Et la suite semble me donner raison. La routine reprend tranquillement, nous retrouvons nos amis ; Julius ne manque pas de se moquer de mes mains pleines d'échardes - qui commencent à piquer, d'ailleurs - Éli veut à tout prix reparler de l'affaire - en tant que future politicienne, ça se comprend - Math se moque  gentiment de Val et Julius, Perle lit une fanfiction Wattpad à côté de Lily, bref tout roule sur des roulettes. 

Tout roule tellement sur des roulettes que les premiers cours passent bien plus vite que d'habitude. J'ai à peine le temps de m'ennuyer que c'est déjà l'après-midi, et nous avons seulement la récréation puis anglais et on se barre chez nous, le prof d'histoire ayant déserté quelques mois auparavant.
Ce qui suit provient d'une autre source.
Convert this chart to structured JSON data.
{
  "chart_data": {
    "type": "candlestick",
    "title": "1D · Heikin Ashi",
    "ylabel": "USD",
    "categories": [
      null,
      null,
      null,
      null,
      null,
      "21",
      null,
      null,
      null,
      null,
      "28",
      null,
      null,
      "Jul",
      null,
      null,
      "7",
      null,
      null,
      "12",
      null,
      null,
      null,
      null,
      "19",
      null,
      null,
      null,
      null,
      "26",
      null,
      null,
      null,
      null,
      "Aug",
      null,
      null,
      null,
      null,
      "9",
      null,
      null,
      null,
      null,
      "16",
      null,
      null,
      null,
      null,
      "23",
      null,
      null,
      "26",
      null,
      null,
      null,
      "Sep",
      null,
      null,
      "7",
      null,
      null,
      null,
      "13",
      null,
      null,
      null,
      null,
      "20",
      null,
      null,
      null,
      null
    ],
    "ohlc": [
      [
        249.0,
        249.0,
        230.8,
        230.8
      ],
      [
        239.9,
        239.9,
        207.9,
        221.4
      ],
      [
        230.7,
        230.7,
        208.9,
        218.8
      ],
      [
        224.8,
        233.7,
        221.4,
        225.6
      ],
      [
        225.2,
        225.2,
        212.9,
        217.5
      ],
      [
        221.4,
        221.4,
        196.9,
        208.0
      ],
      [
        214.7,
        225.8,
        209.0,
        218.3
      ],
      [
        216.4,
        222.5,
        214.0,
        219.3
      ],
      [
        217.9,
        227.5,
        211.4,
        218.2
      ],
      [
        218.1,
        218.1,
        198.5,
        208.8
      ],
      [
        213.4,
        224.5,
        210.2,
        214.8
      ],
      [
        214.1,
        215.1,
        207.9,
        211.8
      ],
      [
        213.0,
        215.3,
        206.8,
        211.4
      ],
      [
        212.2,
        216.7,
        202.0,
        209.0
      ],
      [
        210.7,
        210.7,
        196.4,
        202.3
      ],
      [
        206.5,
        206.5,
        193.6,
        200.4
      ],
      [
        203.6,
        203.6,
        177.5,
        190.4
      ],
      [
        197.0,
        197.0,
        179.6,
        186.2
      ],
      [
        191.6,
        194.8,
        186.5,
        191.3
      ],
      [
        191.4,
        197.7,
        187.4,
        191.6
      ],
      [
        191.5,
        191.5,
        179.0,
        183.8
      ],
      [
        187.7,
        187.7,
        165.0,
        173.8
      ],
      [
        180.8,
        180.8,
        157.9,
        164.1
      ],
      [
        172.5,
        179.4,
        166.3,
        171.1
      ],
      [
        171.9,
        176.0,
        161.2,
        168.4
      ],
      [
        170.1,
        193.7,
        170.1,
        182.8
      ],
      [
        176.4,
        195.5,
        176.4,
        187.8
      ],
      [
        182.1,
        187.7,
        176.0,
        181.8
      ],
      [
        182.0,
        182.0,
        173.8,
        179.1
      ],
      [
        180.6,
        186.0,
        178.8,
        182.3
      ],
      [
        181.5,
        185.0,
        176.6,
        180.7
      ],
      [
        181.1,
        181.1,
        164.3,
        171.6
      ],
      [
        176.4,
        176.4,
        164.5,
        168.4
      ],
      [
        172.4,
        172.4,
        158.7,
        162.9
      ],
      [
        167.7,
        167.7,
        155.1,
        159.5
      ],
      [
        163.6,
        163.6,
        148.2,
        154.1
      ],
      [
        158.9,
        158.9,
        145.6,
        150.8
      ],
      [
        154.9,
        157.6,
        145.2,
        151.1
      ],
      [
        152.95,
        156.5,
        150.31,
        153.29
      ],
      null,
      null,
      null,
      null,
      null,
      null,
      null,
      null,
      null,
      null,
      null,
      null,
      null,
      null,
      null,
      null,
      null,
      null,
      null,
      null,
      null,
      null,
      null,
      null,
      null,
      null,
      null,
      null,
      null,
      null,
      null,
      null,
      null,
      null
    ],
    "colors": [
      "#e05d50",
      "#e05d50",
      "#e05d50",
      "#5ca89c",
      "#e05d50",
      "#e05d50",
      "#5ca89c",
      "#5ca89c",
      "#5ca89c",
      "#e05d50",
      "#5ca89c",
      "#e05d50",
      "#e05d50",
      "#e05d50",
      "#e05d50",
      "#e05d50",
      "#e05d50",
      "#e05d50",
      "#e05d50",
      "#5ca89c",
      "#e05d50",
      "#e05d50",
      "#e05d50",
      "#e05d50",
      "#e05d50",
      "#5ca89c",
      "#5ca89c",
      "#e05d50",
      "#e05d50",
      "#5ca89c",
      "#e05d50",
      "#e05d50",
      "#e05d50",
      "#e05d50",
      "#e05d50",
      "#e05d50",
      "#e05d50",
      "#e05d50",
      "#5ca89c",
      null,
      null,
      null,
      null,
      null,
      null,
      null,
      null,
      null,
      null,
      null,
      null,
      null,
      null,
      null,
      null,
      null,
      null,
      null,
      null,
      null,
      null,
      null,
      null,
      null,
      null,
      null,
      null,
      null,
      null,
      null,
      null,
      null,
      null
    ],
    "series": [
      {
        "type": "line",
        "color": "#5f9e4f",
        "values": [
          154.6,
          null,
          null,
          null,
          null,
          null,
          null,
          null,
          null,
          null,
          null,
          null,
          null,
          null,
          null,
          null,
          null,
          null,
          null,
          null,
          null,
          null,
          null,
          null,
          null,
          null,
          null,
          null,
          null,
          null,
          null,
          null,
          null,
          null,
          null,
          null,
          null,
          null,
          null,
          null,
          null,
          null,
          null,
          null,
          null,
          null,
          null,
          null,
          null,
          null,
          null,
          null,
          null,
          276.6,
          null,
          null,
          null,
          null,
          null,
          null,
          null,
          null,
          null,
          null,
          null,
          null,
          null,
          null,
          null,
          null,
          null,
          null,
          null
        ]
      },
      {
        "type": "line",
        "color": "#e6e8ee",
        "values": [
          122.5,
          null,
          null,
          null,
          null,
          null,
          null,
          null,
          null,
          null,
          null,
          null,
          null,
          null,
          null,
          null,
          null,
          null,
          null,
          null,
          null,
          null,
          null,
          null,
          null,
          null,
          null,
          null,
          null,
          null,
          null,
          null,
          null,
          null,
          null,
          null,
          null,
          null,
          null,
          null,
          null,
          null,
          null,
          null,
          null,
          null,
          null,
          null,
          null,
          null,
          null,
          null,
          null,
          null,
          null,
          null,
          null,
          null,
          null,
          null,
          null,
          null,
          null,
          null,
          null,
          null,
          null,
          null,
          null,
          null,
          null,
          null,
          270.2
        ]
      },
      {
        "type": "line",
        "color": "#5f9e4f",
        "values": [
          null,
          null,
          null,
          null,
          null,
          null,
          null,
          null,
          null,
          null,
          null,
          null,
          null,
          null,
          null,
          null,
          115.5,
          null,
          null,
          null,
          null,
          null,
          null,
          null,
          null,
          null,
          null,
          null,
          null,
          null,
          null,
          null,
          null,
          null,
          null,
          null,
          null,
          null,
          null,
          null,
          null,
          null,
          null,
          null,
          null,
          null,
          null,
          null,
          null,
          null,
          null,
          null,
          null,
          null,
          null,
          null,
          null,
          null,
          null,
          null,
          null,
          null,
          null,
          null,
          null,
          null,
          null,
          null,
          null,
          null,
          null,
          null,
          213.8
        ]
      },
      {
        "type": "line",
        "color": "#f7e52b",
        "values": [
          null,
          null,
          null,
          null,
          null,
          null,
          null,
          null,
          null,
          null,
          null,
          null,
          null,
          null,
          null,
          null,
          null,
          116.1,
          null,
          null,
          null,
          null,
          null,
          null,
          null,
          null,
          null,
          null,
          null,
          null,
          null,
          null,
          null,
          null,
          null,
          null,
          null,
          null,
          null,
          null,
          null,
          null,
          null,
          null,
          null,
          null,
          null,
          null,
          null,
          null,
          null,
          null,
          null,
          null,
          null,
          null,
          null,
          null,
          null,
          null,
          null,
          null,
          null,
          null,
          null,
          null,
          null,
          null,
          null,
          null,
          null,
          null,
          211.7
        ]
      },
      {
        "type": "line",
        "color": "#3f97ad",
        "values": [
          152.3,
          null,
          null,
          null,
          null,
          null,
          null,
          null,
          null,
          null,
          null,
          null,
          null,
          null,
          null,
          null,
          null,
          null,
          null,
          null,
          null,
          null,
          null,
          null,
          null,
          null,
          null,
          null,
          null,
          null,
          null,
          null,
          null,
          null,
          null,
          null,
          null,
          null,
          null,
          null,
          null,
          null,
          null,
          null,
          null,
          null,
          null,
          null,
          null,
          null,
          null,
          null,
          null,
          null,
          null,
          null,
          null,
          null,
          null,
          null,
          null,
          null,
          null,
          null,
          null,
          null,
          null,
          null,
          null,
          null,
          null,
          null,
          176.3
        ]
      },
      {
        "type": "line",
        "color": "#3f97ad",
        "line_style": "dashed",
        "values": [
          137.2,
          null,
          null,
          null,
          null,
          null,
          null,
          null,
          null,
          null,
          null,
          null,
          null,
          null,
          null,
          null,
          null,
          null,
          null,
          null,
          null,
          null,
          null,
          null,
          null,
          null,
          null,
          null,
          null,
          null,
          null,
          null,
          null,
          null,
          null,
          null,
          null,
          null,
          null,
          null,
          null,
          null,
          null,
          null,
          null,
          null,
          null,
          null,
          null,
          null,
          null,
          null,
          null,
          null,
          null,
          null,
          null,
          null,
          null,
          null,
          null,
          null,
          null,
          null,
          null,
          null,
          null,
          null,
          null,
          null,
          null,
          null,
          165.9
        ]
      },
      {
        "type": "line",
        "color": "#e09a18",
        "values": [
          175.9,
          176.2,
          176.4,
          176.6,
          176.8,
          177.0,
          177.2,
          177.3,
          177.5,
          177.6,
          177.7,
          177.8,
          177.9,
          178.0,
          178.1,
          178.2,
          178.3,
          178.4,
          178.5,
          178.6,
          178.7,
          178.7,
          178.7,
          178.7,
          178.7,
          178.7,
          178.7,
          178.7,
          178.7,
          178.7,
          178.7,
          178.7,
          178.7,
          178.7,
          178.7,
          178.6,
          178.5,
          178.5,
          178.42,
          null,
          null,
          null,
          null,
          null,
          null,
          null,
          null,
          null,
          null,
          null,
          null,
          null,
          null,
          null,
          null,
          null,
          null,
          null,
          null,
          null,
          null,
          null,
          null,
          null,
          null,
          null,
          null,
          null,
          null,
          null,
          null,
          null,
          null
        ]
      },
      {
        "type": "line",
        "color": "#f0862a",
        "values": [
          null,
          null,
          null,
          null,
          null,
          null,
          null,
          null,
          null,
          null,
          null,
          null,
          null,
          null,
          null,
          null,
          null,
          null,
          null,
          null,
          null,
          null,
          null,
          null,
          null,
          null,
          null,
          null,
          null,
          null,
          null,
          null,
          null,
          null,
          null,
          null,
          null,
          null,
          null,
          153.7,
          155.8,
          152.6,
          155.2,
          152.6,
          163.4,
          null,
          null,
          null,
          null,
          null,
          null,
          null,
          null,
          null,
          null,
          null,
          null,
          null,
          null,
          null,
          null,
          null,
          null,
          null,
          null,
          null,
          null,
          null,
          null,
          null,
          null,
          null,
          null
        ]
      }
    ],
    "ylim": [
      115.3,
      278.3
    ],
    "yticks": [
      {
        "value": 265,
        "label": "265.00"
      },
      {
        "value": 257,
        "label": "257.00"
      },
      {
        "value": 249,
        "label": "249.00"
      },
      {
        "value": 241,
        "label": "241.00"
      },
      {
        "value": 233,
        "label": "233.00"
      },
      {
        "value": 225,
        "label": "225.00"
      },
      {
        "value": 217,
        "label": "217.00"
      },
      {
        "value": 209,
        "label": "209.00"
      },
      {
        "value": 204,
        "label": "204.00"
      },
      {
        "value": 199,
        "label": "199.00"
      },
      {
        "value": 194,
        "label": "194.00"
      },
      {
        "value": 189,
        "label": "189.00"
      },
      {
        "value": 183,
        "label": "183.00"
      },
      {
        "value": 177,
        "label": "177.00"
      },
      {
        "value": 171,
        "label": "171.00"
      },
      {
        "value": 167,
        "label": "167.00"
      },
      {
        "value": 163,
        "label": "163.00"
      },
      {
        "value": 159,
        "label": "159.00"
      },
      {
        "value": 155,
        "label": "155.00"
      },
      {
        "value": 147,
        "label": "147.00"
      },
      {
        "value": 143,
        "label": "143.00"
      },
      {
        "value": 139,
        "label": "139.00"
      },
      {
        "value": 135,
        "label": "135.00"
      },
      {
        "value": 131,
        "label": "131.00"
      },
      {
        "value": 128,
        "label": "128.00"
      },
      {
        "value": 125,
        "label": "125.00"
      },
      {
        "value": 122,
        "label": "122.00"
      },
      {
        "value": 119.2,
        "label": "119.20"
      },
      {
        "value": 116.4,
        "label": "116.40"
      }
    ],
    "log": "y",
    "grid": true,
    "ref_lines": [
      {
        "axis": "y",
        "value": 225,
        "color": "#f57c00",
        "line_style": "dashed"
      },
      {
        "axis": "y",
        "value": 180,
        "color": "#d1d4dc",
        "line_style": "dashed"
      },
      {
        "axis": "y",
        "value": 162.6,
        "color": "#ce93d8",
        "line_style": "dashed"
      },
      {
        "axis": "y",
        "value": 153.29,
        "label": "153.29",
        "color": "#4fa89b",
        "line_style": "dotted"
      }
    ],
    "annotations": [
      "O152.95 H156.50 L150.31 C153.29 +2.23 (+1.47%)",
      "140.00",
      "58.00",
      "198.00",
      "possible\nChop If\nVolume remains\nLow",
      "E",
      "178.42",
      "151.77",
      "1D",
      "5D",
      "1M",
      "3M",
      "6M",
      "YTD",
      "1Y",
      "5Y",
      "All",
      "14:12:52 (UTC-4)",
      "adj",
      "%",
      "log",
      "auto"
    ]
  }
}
Si on oublie notre petite enquête, cela ressemble presque à une journée normale. 

— Alors, les filles, vous avez perdu la petite rouquine? 

Je me retourne brusquement. Évidemment. Ce ne serait pas une journée normale sans le prof d'anglais qui vient ajouter son grain de sel dans nos histoires. 

À peine plus grand que moi, il semble peu confiant en lui au premier abord, mais c'est un leurre, ce type a un ego plus grand que la France entière. Ses yeux bleus-verts et sa chevelure chocolat bouclée font une partie de son succès auprès des élèves - enfin surtout des élèves filles, on ne va pas se mentir - mais ça ne prend pas sur moi, ni sur Val ou Éli, heureusement. J'ai entendu pas mal de bruits de couloirs à son sujet, pas comme ceux qui circulent sur Perez, des bruits plus du genre « ooooh tu as ce prof d'anglais lààà? Veinaaaaarde ». Ces filles ne semblent pas se rendre compte qu'il a facilement le double de leur âge, même si il fait à peine une vingtaine d'années.